Bill Condon’s live action “Beauty and the Beast” was a stunning surprise, an improvement on the animated classic of a quarter-century ago and the first certified crowd-pleaser of the movie year. Funny, witty, impeccably cast, fully imagined and movingly penned, it delights and enchants, eternal yet effortlessly of the moment.

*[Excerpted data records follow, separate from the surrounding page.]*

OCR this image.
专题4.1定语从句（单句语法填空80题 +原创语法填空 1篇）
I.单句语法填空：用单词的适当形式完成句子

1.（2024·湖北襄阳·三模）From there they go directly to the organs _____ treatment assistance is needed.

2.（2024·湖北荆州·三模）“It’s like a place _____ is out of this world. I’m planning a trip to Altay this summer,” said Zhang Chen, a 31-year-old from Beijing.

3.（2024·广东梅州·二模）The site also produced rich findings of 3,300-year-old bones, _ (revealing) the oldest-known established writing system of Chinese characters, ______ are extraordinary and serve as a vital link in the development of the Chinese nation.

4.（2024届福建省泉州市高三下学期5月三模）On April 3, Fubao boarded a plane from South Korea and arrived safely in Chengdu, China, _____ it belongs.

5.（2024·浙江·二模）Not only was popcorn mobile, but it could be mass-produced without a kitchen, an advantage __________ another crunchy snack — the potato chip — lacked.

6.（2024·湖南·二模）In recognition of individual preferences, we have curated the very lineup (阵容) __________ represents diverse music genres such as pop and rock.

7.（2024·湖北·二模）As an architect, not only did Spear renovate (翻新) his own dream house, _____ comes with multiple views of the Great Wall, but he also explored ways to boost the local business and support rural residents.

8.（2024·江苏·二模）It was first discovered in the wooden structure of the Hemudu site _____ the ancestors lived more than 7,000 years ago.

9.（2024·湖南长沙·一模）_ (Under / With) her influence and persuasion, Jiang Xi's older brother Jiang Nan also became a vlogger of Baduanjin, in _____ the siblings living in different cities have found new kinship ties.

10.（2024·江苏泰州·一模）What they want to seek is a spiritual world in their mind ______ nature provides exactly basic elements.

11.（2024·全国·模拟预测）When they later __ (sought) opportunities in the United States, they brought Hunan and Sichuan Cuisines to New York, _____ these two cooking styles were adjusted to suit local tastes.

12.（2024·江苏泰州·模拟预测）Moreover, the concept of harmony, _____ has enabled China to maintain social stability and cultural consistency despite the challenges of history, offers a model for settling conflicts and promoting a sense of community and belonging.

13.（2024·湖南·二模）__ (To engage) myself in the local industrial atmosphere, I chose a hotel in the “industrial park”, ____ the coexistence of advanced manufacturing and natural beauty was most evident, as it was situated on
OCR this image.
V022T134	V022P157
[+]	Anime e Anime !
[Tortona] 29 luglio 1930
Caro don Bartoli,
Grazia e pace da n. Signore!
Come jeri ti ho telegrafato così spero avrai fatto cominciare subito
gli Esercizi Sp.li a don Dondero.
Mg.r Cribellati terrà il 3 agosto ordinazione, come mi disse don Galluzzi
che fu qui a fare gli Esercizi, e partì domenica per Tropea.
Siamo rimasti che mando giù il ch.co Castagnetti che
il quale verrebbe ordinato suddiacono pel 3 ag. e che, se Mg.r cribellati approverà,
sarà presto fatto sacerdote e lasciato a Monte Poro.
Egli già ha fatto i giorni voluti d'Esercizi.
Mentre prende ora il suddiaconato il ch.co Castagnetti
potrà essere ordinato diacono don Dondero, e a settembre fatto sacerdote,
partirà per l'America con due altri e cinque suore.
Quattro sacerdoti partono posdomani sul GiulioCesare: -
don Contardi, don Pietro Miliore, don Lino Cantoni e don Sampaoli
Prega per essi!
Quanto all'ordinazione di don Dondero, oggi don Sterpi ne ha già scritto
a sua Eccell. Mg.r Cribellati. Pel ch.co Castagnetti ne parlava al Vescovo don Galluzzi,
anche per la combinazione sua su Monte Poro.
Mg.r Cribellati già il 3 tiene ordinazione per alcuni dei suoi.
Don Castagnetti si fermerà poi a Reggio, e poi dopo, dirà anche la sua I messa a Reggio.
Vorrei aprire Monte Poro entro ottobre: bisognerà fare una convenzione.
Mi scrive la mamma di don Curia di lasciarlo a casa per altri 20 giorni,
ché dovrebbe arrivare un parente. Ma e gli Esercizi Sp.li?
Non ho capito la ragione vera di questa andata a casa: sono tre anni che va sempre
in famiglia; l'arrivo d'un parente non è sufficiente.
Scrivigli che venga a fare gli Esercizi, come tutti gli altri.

David Leitch’s “Atomic Blonde” stars a kick-ass, super-sexy Charlize Theron as MI6 superspy Lorraine Broughton, sent to Berlin to infiltrate an espionage ring and procure a vital information database. James McAvoy – in his best performance in years – is the station chief who alternately helps and hinders her; there’s also good work by Sofia Boutella (whose erotic scenes with Theron are only enhanced by the latter’s real-life lesbianism), Toby Jones, Eddie Marsan, German vet Barbara Sukowa and the redoubtable John Goodman. This is a movie that’s beautiful to look at (I could watch it with the sound muted) but also to listen to (with a great new-wave soundtrack that fits the late-80s Berlin setting like a glove), with mordant humor and scenes of hand-to-hand combat far more ingenious and exciting than the director’s “John Wick” franchise. I can't wait to watch this flick again (and again).